The Last Mischief (Editorial,NY Times, Oct 18, 2008)
All presidents indulge in end-of-the-term environmental rule-making, partly to tie up bureaucratic loose ends but mainly to lock in policies that their successor will be hard pressed to reverse. President Bill Clinton’s midnight regulations were mostly good, including a rule protecting 60 million acres of national forests from road-building and most commercial development. Not surprisingly, most of President Bush’s proposals are not. Exhibit A is a set of six resource management plans covering 11 million acres of federal land in Utah. They would open millions of acres to oil and gas drilling and off-road vehicles, risking priceless cultural artifacts and some of the most breathtaking open spaces in America.

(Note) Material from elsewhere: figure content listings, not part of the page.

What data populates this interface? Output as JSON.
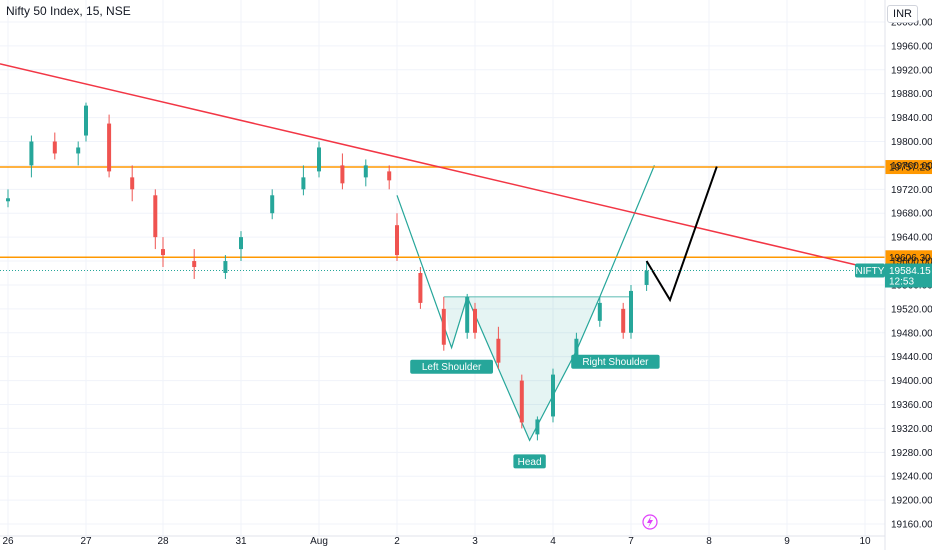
{
  "header": {
    "title": "Nifty 50 Index, 15, NSE",
    "currency_button": "INR"
  },
  "chart_data": {
    "type": "candlestick",
    "title": "Nifty 50 Index, 15, NSE",
    "ylim": [
      19140,
      20020
    ],
    "y_ticks": [
      19160,
      19200,
      19240,
      19280,
      19320,
      19360,
      19400,
      19440,
      19480,
      19520,
      19560,
      19600,
      19640,
      19680,
      19720,
      19760,
      19800,
      19840,
      19880,
      19920,
      19960,
      20000
    ],
    "x_ticks": [
      "26",
      "27",
      "28",
      "31",
      "Aug",
      "2",
      "3",
      "4",
      "7",
      "8",
      "9",
      "10"
    ],
    "grid": true,
    "colors": {
      "up": "#26a69a",
      "down": "#ef5350",
      "trendline": "#f23645",
      "level": "#ff9800",
      "pattern": "#26a69a",
      "projection": "#000000"
    },
    "horizontal_levels": [
      {
        "label": "19757.25",
        "value": 19757.25
      },
      {
        "label": "19606.30",
        "value": 19606.3
      }
    ],
    "last_price": {
      "symbol": "NIFTY",
      "value": "19584.15",
      "countdown": "12:53",
      "y": 19584.15
    },
    "trendline": {
      "from": {
        "x": "before 26",
        "y": 19930
      },
      "to": {
        "x": "10",
        "y": 19590
      }
    },
    "pattern": {
      "name": "Inverse head and shoulders",
      "annotations": [
        "Left Shoulder",
        "Head",
        "Right Shoulder"
      ],
      "points": [
        {
          "x": "2",
          "y": 19710
        },
        {
          "x": "2.7",
          "y": 19455
        },
        {
          "x": "2.9",
          "y": 19540
        },
        {
          "x": "3.7",
          "y": 19300
        },
        {
          "x": "4.3",
          "y": 19450
        },
        {
          "x": "4.6",
          "y": 19540
        },
        {
          "x": "7.3",
          "y": 19760
        }
      ],
      "neckline": 19540
    },
    "projection": [
      {
        "x": "7.2",
        "y": 19600
      },
      {
        "x": "7.5",
        "y": 19535
      },
      {
        "x": "8.1",
        "y": 19758
      }
    ],
    "candles": [
      {
        "x": "26",
        "o": 19700,
        "h": 19720,
        "l": 19690,
        "c": 19705
      },
      {
        "x": "26.3",
        "o": 19760,
        "h": 19810,
        "l": 19740,
        "c": 19800
      },
      {
        "x": "26.6",
        "o": 19800,
        "h": 19815,
        "l": 19770,
        "c": 19780
      },
      {
        "x": "26.9",
        "o": 19780,
        "h": 19800,
        "l": 19760,
        "c": 19790
      },
      {
        "x": "27",
        "o": 19810,
        "h": 19865,
        "l": 19800,
        "c": 19860
      },
      {
        "x": "27.3",
        "o": 19830,
        "h": 19845,
        "l": 19740,
        "c": 19750
      },
      {
        "x": "27.6",
        "o": 19740,
        "h": 19760,
        "l": 19700,
        "c": 19720
      },
      {
        "x": "27.9",
        "o": 19710,
        "h": 19720,
        "l": 19620,
        "c": 19640
      },
      {
        "x": "28",
        "o": 19620,
        "h": 19640,
        "l": 19590,
        "c": 19610
      },
      {
        "x": "28.4",
        "o": 19600,
        "h": 19620,
        "l": 19570,
        "c": 19590
      },
      {
        "x": "28.8",
        "o": 19580,
        "h": 19610,
        "l": 19570,
        "c": 19600
      },
      {
        "x": "31",
        "o": 19620,
        "h": 19650,
        "l": 19600,
        "c": 19640
      },
      {
        "x": "31.4",
        "o": 19680,
        "h": 19720,
        "l": 19670,
        "c": 19710
      },
      {
        "x": "31.8",
        "o": 19720,
        "h": 19760,
        "l": 19710,
        "c": 19740
      },
      {
        "x": "Aug",
        "o": 19750,
        "h": 19800,
        "l": 19740,
        "c": 19790
      },
      {
        "x": "Aug.3",
        "o": 19760,
        "h": 19780,
        "l": 19720,
        "c": 19730
      },
      {
        "x": "Aug.6",
        "o": 19740,
        "h": 19770,
        "l": 19725,
        "c": 19760
      },
      {
        "x": "Aug.9",
        "o": 19750,
        "h": 19760,
        "l": 19720,
        "c": 19735
      },
      {
        "x": "2",
        "o": 19660,
        "h": 19680,
        "l": 19600,
        "c": 19610
      },
      {
        "x": "2.3",
        "o": 19580,
        "h": 19590,
        "l": 19520,
        "c": 19530
      },
      {
        "x": "2.6",
        "o": 19520,
        "h": 19540,
        "l": 19450,
        "c": 19460
      },
      {
        "x": "2.9",
        "o": 19480,
        "h": 19545,
        "l": 19470,
        "c": 19540
      },
      {
        "x": "3",
        "o": 19520,
        "h": 19530,
        "l": 19470,
        "c": 19480
      },
      {
        "x": "3.3",
        "o": 19470,
        "h": 19490,
        "l": 19420,
        "c": 19430
      },
      {
        "x": "3.6",
        "o": 19400,
        "h": 19410,
        "l": 19320,
        "c": 19330
      },
      {
        "x": "3.8",
        "o": 19310,
        "h": 19340,
        "l": 19300,
        "c": 19335
      },
      {
        "x": "4",
        "o": 19340,
        "h": 19420,
        "l": 19330,
        "c": 19410
      },
      {
        "x": "4.3",
        "o": 19440,
        "h": 19480,
        "l": 19430,
        "c": 19470
      },
      {
        "x": "4.6",
        "o": 19500,
        "h": 19540,
        "l": 19490,
        "c": 19530
      },
      {
        "x": "4.9",
        "o": 19520,
        "h": 19530,
        "l": 19470,
        "c": 19480
      },
      {
        "x": "7",
        "o": 19480,
        "h": 19560,
        "l": 19470,
        "c": 19550
      },
      {
        "x": "7.2",
        "o": 19560,
        "h": 19600,
        "l": 19550,
        "c": 19584
      }
    ]
  }
}
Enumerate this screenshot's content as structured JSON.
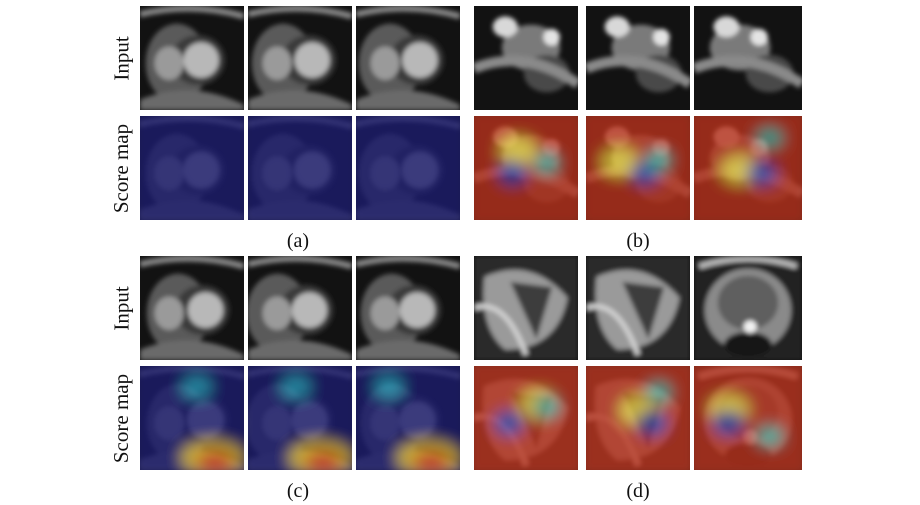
{
  "figure": {
    "row_labels": {
      "input": "Input",
      "score_map": "Score map"
    },
    "panels": [
      {
        "caption": "(a)",
        "input_images": [
          "cardiac-short-axis-mri",
          "cardiac-short-axis-mri",
          "cardiac-short-axis-mri"
        ],
        "score_maps": [
          "low-activation-heatmap",
          "low-activation-heatmap",
          "low-activation-heatmap"
        ]
      },
      {
        "caption": "(b)",
        "input_images": [
          "cardiac-mri-artifact",
          "cardiac-mri-artifact",
          "cardiac-mri-artifact"
        ],
        "score_maps": [
          "high-activation-heatmap",
          "high-activation-heatmap",
          "high-activation-heatmap"
        ]
      },
      {
        "caption": "(c)",
        "input_images": [
          "cardiac-short-axis-mri",
          "cardiac-short-axis-mri",
          "cardiac-short-axis-mri"
        ],
        "score_maps": [
          "partial-activation-heatmap",
          "partial-activation-heatmap",
          "partial-activation-heatmap"
        ]
      },
      {
        "caption": "(d)",
        "input_images": [
          "cardiac-long-axis-mri",
          "cardiac-long-axis-mri",
          "prostate-mri"
        ],
        "score_maps": [
          "high-activation-heatmap",
          "high-activation-heatmap",
          "high-activation-heatmap"
        ]
      }
    ],
    "colors": {
      "background": "#ffffff",
      "heat_low": "#1a1f6e",
      "heat_high": "#d4351c"
    }
  }
}
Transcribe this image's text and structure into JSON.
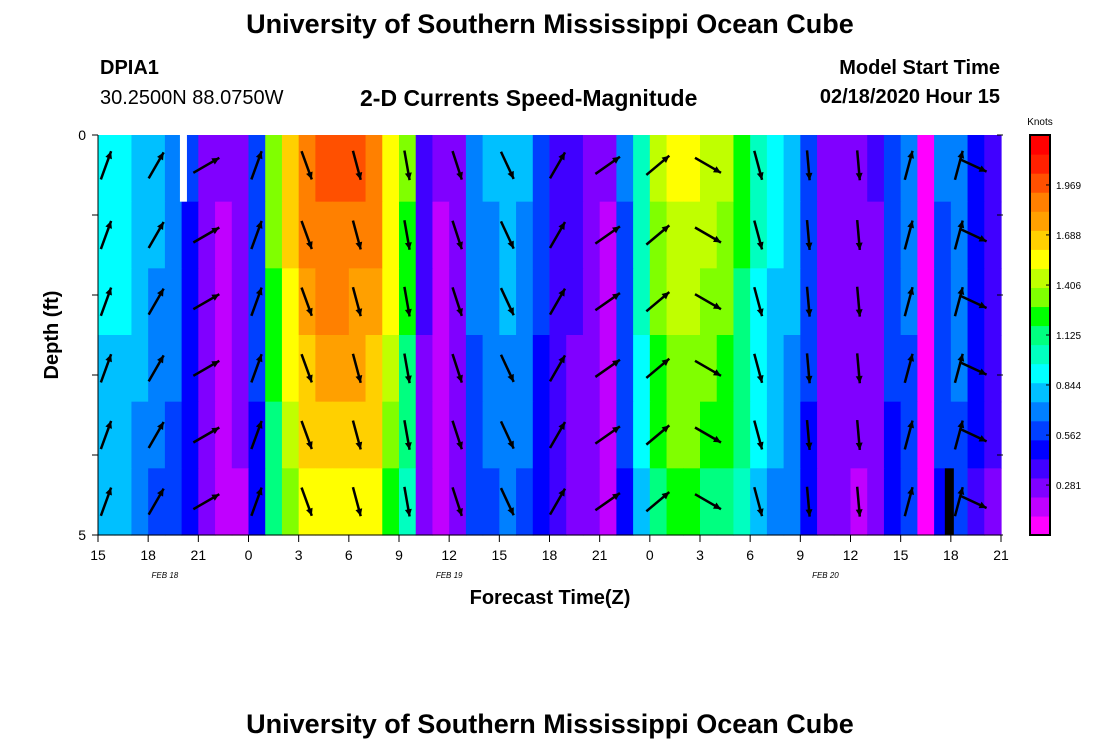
{
  "header": {
    "title": "University of Southern Mississippi Ocean Cube",
    "station": "DPIA1",
    "location": "30.2500N 88.0750W",
    "plot_title": "2-D Currents Speed-Magnitude",
    "model_label": "Model Start Time",
    "model_time": "02/18/2020 Hour 15"
  },
  "footer": {
    "title": "University of Southern Mississippi Ocean Cube"
  },
  "colors": {
    "scale": [
      "#ff00ff",
      "#c000ff",
      "#8000ff",
      "#4000ff",
      "#0000ff",
      "#0040ff",
      "#0080ff",
      "#00c0ff",
      "#00ffff",
      "#00ffc0",
      "#00ff80",
      "#00ff00",
      "#80ff00",
      "#c0ff00",
      "#ffff00",
      "#ffd000",
      "#ffa000",
      "#ff8000",
      "#ff5000",
      "#ff2000",
      "#ff0000"
    ],
    "stripe_white": "#ffffff",
    "stripe_black": "#000000"
  },
  "chart_data": {
    "type": "heatmap",
    "title": "2-D Currents Speed-Magnitude",
    "xlabel": "Forecast Time(Z)",
    "ylabel": "Depth (ft)",
    "ylim": [
      0,
      5
    ],
    "y_ticks": [
      "0",
      "5"
    ],
    "x_ticks": [
      "15",
      "18",
      "21",
      "0",
      "3",
      "6",
      "9",
      "12",
      "15",
      "18",
      "21",
      "0",
      "3",
      "6",
      "9",
      "12",
      "15",
      "18",
      "21"
    ],
    "date_labels": [
      {
        "label": "FEB 18",
        "hour_index": 4
      },
      {
        "label": "FEB 19",
        "hour_index": 21
      },
      {
        "label": "FEB 20",
        "hour_index": 43.5
      }
    ],
    "colorbar": {
      "unit": "Knots",
      "min": 0.0,
      "max": 2.25,
      "labels": [
        "1.969",
        "1.688",
        "1.406",
        "1.125",
        "0.844",
        "0.562",
        "0.281"
      ],
      "label_values": [
        1.969,
        1.688,
        1.406,
        1.125,
        0.844,
        0.562,
        0.281
      ]
    },
    "hours": 54,
    "depth_layers": [
      0,
      1,
      2,
      3,
      4,
      5
    ],
    "speed_profile": [
      0.95,
      0.95,
      0.85,
      0.78,
      0.72,
      0.55,
      0.3,
      0.22,
      0.25,
      0.6,
      1.35,
      1.7,
      1.88,
      1.95,
      1.97,
      1.93,
      1.88,
      1.6,
      1.3,
      0.35,
      0.22,
      0.3,
      0.7,
      0.75,
      0.82,
      0.75,
      0.58,
      0.42,
      0.35,
      0.3,
      0.22,
      0.65,
      1.05,
      1.42,
      1.5,
      1.5,
      1.45,
      1.4,
      1.25,
      1.0,
      0.9,
      0.82,
      0.6,
      0.32,
      0.28,
      0.25,
      0.33,
      0.6,
      0.7,
      0.05,
      0.65,
      0.72,
      0.5,
      0.4
    ],
    "depth_factor": [
      1.0,
      0.97,
      0.94,
      0.9,
      0.86,
      0.8
    ],
    "white_stripe": {
      "hour": 4.5,
      "layer": 0
    },
    "black_stripe": {
      "hour": 51,
      "layer": 5
    },
    "arrow_hours": [
      0,
      3,
      6,
      9,
      12,
      15,
      18,
      21,
      24,
      27,
      30,
      33,
      36,
      39,
      42,
      45,
      48,
      51,
      54
    ],
    "arrow_angles_deg": [
      -70,
      -60,
      -30,
      -70,
      70,
      75,
      80,
      72,
      65,
      -60,
      -35,
      -40,
      30,
      75,
      85,
      85,
      -75,
      -75,
      25
    ]
  }
}
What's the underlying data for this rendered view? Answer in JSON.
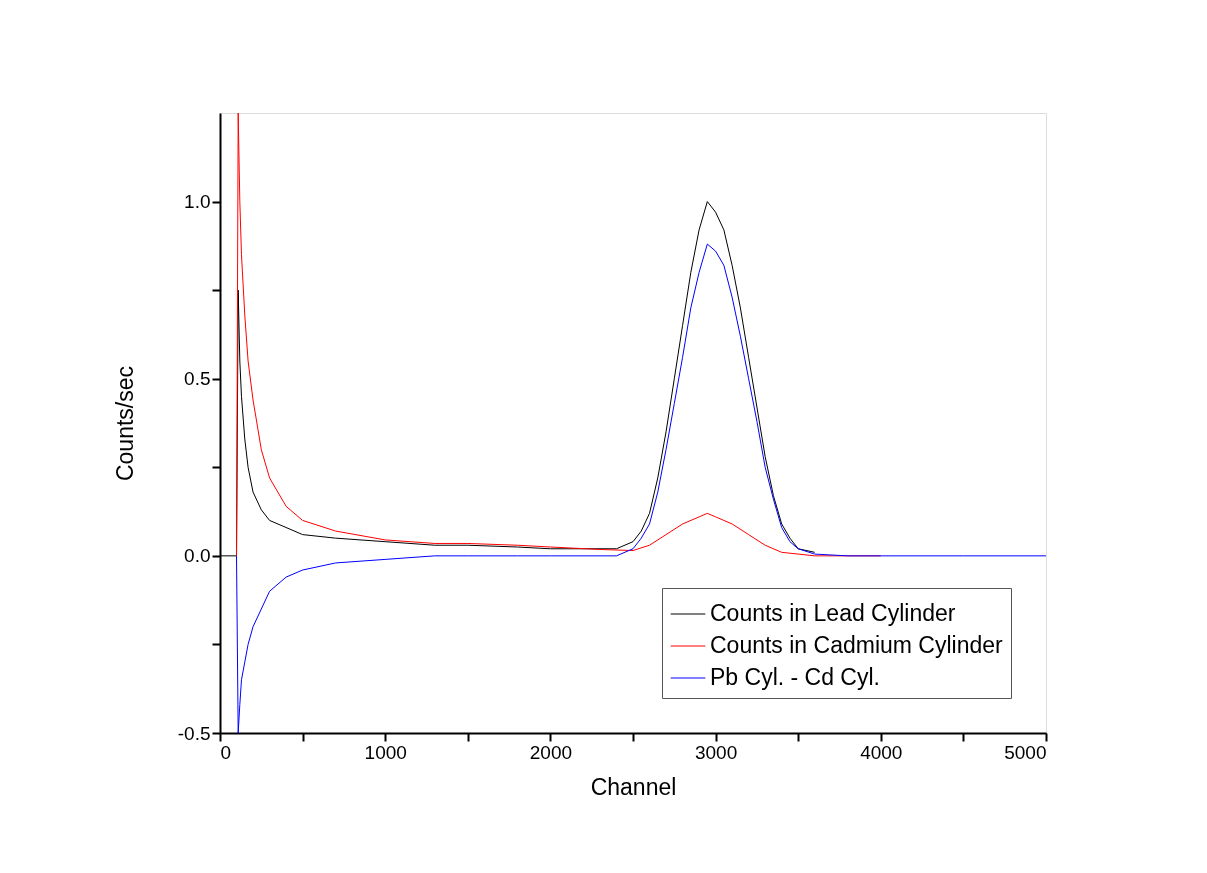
{
  "chart_data": {
    "type": "line",
    "xlabel": "Channel",
    "ylabel": "Counts/sec",
    "legend": "bottom right",
    "grid": false,
    "marker": "none",
    "line_style": "solid",
    "xlim": [
      0,
      5000
    ],
    "ylim": [
      -0.5,
      1.25
    ],
    "xticks": [
      0,
      {
        "value": 500,
        "label": null
      },
      1000,
      {
        "value": 1500,
        "label": null
      },
      2000,
      {
        "value": 2500,
        "label": null
      },
      3000,
      {
        "value": 3500,
        "label": null
      },
      4000,
      {
        "value": 4500,
        "label": null
      },
      5000
    ],
    "yticks": [
      {
        "value": -0.5,
        "label": "-0.5"
      },
      {
        "value": -0.25,
        "label": null
      },
      {
        "value": 0,
        "label": "0.0"
      },
      {
        "value": 0.25,
        "label": null
      },
      {
        "value": 0.5,
        "label": "0.5"
      },
      {
        "value": 0.75,
        "label": null
      },
      {
        "value": 1,
        "label": "1.0"
      }
    ],
    "series": [
      {
        "name": "Counts in Lead Cylinder",
        "color": "#000000",
        "x": [
          0,
          100,
          110,
          120,
          130,
          150,
          170,
          200,
          250,
          300,
          400,
          500,
          700,
          1000,
          1300,
          1500,
          1800,
          2000,
          2300,
          2400,
          2500,
          2550,
          2600,
          2650,
          2700,
          2750,
          2800,
          2850,
          2900,
          2950,
          3000,
          3050,
          3100,
          3150,
          3200,
          3250,
          3300,
          3350,
          3400,
          3450,
          3500,
          3600
        ],
        "values": [
          0,
          0,
          0.75,
          0.55,
          0.45,
          0.33,
          0.25,
          0.18,
          0.13,
          0.1,
          0.08,
          0.06,
          0.05,
          0.04,
          0.03,
          0.03,
          0.025,
          0.02,
          0.02,
          0.02,
          0.04,
          0.07,
          0.12,
          0.22,
          0.35,
          0.5,
          0.65,
          0.8,
          0.92,
          1.0,
          0.97,
          0.92,
          0.82,
          0.7,
          0.56,
          0.42,
          0.28,
          0.17,
          0.09,
          0.05,
          0.02,
          0.01
        ]
      },
      {
        "name": "Counts in Cadmium Cylinder",
        "color": "#ff0000",
        "x": [
          100,
          110,
          120,
          130,
          150,
          170,
          200,
          250,
          300,
          400,
          500,
          700,
          1000,
          1300,
          1500,
          1800,
          2000,
          2300,
          2500,
          2600,
          2700,
          2800,
          2900,
          2950,
          3000,
          3050,
          3100,
          3200,
          3300,
          3400,
          3500,
          3600,
          4000
        ],
        "values": [
          0,
          1.25,
          1.0,
          0.85,
          0.68,
          0.55,
          0.44,
          0.3,
          0.22,
          0.14,
          0.1,
          0.07,
          0.045,
          0.035,
          0.035,
          0.03,
          0.025,
          0.018,
          0.015,
          0.03,
          0.06,
          0.09,
          0.11,
          0.12,
          0.11,
          0.1,
          0.09,
          0.06,
          0.03,
          0.01,
          0.005,
          0,
          0
        ]
      },
      {
        "name": "Pb Cyl. - Cd Cyl.",
        "color": "#0000ff",
        "x": [
          100,
          110,
          120,
          130,
          150,
          170,
          200,
          250,
          300,
          400,
          500,
          700,
          1000,
          1300,
          1500,
          1800,
          2000,
          2300,
          2400,
          2500,
          2550,
          2600,
          2650,
          2700,
          2750,
          2800,
          2850,
          2900,
          2950,
          3000,
          3050,
          3100,
          3150,
          3200,
          3250,
          3300,
          3350,
          3400,
          3450,
          3500,
          3600,
          3800,
          4000,
          4500,
          5000
        ],
        "values": [
          0,
          -0.5,
          -0.42,
          -0.35,
          -0.3,
          -0.25,
          -0.2,
          -0.15,
          -0.1,
          -0.06,
          -0.04,
          -0.02,
          -0.01,
          0,
          0,
          0,
          0,
          0,
          0,
          0.02,
          0.05,
          0.09,
          0.18,
          0.3,
          0.43,
          0.56,
          0.7,
          0.8,
          0.88,
          0.86,
          0.82,
          0.73,
          0.62,
          0.5,
          0.38,
          0.25,
          0.16,
          0.08,
          0.04,
          0.02,
          0.005,
          0,
          0,
          0,
          0
        ]
      }
    ]
  }
}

The plans, each more than 1,000 pages, were dumped on an unsuspecting public in the last few weeks by the Bureau of Land Management. The bureau claims that it wasn’t trying to pull a fast one and that drafts were available months ago. But the final documents are what count. The public now has only a few short weeks to register objections before the secretary of the interior makes them final. Why the rush? The agency says it had to wrap things up before it ran out of planning money. What we are really seeing, though, is the last gasp of the Cheney drill-now, drill-everywhere energy strategy; one last favor to the oil and gas drillers and the off-road vehicle enthusiasts before a more conservation-minded president (both Senators Barack Obama and John McCain have far better records than Mr. Bush) comes to town. |
Are Republicans going to express opposition to this? That would be the day. They never see a drilling site they do not love.
General Powell
General Powell
Former Secretary of State Colin Powell's endorsement of Barack Obama was not unexpected; reports began to appear last week that he was likely to do so. For the McCain campaign and Republicans, it is a blow.
Despite being shabbily treated by the cabal of neocons in the White House, he faithfully served President Bush. Perhaps the low point in his career was when he was duped into appearing before the UN to sell Bush's war. But the good soldier remained silent. Unlike some others, he has yet to write a tell all book. His public support of Obama is, perhaps, atonement for his failure to act when he was part of the Bush administration. And it is a kick in the face of the Republican Party.